There is absolutely no sense, then, in which Knight’s gift is needed. Nor is it going to transform Stanford in any noticeable way: adding 300 gifted students to the current enrollment of 16,000 gifted students is going to change nothing. What’s more, given Stanford’s stated intention to select only “outstanding, courageous scholars” for the program, all of whom will already have proved their academic bona fides, it’s a fair bet that most of them will end up doing very well for themselves and for the world whether they end up going to Stanford or not.

What’s more, if you try to take the press release’s gibberish at face value, it’s hard not to come to the conclusion that Stanford is precisely the wrong place for Knight to be spending his money. If you really want to “inspire leadership for the betterment of humanity,” the last place you want to send your 100 students per year is the very heart of Silicon Valley, where everybody wants to start the next unicorn and become a gazillionaire before they’re 30. Stanford attracts lots of idealistic students who want to make the world a better place; within a year, however, all too many of them have started handing their professors non-disclosure agreements before asking advice on seed-round funding. If Stanford has an ideology, it’s a kind of ultra-meritocratic libertarianism, coupled with a largely misplaced faith that the solution to any problem is to start a technology company to address it. (Hence, that “social startup fund”.)

Yes, Silicon Valley has changed the world. But Palo Alto’s bubble of otherworldly privilege is arguably the worst possible vantage point from which to struggle with, say, the increasingly deleterious effects of inequality on the world, or to find solutions to such problems.

So, what’s going on here? Most of the gift, I suspect, can be boiled down to a few simple factors. First, and most important, Phil Knight went to Stanford’s Graduate School of Business. In America, there’s a deep culture of giving money to your alma mater, and Knight is simply following that tradition. If he’d gone somewhere else for business school, his money would probably have gone there, instead.

Second, Stanford in general, and its president John Hennessy in particular, are world-class fundraisers. You can be sure that Hennessy has been buttering up Knight for years, and that this gift is testament to the relationship that he has managed to build up with the sportswear mogul.

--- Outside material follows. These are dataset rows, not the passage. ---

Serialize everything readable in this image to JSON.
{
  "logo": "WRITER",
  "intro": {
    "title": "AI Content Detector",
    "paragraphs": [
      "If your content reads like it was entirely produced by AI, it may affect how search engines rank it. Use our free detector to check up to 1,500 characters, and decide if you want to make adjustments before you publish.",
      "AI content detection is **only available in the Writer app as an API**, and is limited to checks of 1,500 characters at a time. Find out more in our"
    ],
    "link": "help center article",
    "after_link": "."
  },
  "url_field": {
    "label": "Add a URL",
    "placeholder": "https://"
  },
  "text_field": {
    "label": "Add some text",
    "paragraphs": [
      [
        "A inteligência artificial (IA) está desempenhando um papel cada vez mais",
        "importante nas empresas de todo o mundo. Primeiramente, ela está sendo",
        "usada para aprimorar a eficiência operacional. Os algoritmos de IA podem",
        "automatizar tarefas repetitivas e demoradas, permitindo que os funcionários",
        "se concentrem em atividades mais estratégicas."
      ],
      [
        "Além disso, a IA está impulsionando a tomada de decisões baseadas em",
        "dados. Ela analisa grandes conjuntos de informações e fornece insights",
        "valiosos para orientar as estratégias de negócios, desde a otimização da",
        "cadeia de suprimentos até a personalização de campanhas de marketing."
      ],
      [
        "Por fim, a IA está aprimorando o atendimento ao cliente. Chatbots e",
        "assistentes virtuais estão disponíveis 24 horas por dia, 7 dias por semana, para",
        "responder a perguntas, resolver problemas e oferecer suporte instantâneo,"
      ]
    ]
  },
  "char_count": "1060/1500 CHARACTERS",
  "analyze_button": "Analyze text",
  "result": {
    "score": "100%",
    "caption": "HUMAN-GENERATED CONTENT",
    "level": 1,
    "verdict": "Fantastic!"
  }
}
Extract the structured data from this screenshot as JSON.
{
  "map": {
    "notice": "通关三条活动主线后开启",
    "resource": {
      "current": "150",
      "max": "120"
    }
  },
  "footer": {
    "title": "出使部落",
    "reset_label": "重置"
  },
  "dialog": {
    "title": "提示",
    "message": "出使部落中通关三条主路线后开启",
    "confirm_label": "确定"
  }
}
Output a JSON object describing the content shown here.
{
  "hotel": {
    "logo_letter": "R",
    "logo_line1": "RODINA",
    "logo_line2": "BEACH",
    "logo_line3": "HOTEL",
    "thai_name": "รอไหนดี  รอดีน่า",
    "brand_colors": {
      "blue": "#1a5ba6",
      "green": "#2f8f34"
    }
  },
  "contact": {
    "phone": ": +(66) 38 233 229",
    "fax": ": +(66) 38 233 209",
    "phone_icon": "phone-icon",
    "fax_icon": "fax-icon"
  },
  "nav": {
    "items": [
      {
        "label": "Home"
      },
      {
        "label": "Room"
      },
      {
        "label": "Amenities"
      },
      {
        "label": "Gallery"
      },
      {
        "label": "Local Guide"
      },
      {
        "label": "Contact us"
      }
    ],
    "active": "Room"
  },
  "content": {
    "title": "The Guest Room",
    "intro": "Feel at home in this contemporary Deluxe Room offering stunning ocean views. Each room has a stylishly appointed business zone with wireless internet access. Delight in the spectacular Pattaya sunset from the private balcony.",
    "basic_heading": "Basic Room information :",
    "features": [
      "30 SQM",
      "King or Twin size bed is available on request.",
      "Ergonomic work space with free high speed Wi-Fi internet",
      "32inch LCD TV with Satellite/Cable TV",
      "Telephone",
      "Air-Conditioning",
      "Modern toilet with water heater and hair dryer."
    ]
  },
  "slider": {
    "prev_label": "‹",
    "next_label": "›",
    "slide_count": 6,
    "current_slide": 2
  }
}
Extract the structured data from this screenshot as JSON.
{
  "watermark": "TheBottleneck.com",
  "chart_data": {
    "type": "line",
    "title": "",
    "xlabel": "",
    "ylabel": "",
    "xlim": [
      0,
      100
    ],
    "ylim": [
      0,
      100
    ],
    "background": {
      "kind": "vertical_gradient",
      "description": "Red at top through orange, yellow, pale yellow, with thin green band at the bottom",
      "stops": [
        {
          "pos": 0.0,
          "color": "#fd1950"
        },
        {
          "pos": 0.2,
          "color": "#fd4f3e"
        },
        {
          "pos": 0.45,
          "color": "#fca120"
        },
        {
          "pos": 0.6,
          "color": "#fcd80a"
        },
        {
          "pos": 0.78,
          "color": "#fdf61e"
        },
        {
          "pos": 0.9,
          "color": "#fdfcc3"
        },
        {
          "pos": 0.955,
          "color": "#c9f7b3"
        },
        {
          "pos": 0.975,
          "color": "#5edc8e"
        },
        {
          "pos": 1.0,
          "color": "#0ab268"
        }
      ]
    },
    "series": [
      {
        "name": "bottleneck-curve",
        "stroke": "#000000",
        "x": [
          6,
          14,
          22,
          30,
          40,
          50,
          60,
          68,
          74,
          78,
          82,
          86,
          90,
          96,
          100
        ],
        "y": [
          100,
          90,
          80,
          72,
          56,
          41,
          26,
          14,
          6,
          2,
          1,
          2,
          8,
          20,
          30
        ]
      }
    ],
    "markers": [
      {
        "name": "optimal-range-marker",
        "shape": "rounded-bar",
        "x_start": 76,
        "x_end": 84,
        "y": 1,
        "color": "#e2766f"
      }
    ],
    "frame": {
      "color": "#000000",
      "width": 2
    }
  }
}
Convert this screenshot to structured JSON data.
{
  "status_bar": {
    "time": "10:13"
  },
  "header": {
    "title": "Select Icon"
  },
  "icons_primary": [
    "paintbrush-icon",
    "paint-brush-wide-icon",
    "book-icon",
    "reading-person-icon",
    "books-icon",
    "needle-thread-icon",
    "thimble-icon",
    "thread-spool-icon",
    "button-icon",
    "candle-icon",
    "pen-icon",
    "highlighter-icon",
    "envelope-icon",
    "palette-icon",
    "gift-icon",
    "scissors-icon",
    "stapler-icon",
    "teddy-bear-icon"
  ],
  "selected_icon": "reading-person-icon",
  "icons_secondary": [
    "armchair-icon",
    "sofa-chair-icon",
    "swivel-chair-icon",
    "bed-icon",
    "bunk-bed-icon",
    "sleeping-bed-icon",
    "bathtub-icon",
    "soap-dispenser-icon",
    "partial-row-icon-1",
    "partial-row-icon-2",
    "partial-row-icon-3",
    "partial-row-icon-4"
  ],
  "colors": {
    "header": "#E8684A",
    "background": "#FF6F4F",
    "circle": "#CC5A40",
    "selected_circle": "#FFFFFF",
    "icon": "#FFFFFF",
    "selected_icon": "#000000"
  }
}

Third, Knight is 78 years old, and is worth an estimated $25 billion. He can’t take it with him, and any money he doesn’t give away to a registered charity will be taxed at a very high rate upon his death. (It’s reasonable to assume that a good $150 million or so of this gift is a tax expenditure by the U.S. government: it’s money that Knight would otherwise pay in taxes, and which would then be available for public programs, rather than private education.)

By donating $400 million to Stanford, Knight gets to bask in the adulation of lots of important people he admires, without doing any real work in terms of thinking about how his money could be best spent.

Ultimately, however, he did have the choice: he could give to the world’s neediest, or he could give to the rich and privileged. In choosing the latter, Knight might think he’s making the world a better place. But really, he’s more part of the problem than he is part of the solution.